Nearsighted? Treat it.
It’s time to get myopia under control.
Myopia or nearsightedness is when the eye is excessively long or the cornea is overly curved such that light rays are focused in front of the retina instead of on it which results in blurry distance vision.
For years, the only way many eye doctors were taught to address this was vision correction with glasses or regular day time contact lenses. While this does sharpen the vision, evidence is building that this optical “solution” is also part of the problem!

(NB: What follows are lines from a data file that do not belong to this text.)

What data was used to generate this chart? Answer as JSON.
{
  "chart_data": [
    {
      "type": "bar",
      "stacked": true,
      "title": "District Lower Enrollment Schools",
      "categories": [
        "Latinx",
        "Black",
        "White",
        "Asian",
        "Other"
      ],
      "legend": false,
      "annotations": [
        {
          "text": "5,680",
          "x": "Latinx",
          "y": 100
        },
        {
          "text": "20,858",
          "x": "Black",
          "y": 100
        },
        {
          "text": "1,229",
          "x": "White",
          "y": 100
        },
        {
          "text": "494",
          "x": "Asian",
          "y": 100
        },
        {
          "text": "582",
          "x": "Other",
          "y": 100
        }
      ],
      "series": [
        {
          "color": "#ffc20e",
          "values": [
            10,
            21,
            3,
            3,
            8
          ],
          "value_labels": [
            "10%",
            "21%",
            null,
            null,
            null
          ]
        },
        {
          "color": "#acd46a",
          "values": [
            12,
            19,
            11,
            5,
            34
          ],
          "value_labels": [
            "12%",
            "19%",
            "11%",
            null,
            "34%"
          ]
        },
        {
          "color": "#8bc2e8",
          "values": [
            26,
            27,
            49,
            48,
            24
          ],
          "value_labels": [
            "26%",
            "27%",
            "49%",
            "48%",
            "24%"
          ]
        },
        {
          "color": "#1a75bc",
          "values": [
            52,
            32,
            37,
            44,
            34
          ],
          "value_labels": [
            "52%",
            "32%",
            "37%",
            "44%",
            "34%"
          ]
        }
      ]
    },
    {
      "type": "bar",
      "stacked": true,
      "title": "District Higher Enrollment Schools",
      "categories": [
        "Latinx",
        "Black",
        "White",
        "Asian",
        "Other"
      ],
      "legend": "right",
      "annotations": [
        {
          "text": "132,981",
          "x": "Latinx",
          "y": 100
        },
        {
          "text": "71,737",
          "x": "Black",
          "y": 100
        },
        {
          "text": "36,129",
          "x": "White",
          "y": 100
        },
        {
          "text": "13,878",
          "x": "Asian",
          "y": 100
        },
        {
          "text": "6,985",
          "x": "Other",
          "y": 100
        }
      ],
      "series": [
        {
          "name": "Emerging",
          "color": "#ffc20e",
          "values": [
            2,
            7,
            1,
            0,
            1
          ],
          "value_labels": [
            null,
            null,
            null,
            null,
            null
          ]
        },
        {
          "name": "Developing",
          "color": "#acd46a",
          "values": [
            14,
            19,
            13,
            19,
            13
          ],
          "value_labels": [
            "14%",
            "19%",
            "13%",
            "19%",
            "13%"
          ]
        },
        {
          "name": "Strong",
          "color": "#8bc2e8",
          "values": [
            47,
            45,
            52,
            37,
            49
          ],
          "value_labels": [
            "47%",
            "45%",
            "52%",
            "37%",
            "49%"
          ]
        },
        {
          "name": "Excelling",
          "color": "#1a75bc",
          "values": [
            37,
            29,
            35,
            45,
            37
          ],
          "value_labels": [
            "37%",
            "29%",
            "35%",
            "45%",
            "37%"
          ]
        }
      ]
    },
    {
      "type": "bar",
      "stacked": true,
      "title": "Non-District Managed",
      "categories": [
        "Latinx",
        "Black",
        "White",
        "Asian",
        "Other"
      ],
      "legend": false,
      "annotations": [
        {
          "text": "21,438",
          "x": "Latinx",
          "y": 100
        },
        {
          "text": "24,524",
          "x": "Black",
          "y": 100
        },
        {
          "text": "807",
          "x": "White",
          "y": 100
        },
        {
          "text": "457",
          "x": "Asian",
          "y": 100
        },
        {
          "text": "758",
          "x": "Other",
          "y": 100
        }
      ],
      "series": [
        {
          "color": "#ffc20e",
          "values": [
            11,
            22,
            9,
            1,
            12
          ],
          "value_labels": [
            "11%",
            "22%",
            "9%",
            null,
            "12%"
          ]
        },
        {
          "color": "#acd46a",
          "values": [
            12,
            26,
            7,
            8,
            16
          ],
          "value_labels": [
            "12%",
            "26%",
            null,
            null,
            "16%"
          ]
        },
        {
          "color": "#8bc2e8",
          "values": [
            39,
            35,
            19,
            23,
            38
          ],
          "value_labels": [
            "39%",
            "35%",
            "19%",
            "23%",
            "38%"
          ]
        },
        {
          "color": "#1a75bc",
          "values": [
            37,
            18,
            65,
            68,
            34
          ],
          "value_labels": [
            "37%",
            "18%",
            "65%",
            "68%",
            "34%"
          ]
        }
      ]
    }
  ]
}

When a nearsighted eye is fully corrected, as shown in the picture above, the central light rays are focused on the fovea, the area of your very central, detailed vision which resolves the distance blur associated with myopia. However, not all the light rays passing into the eye is focused on the plane of the retina. The peripheral light rays are actually coming to a focus behind the retina, also known as “hyperopic defocus.”
This defocus has been theorized to provide a growth signal to which the eye responds to by increasing in length or undergoing axial elongation. This growth is what causes myopia to progressively worsen and increase the risk for myopia-related pathologies such as retinal detachments.
Treatments now exist - which is why we should shift the paradigm from reactive correction to proactive treatment. Orthokeratology and MiSight 1 Day contact lenses are both excellent corrective options to consider as they provide vision correction while creating an opposing signal peripherally that can slow myopic progression by 45-50%.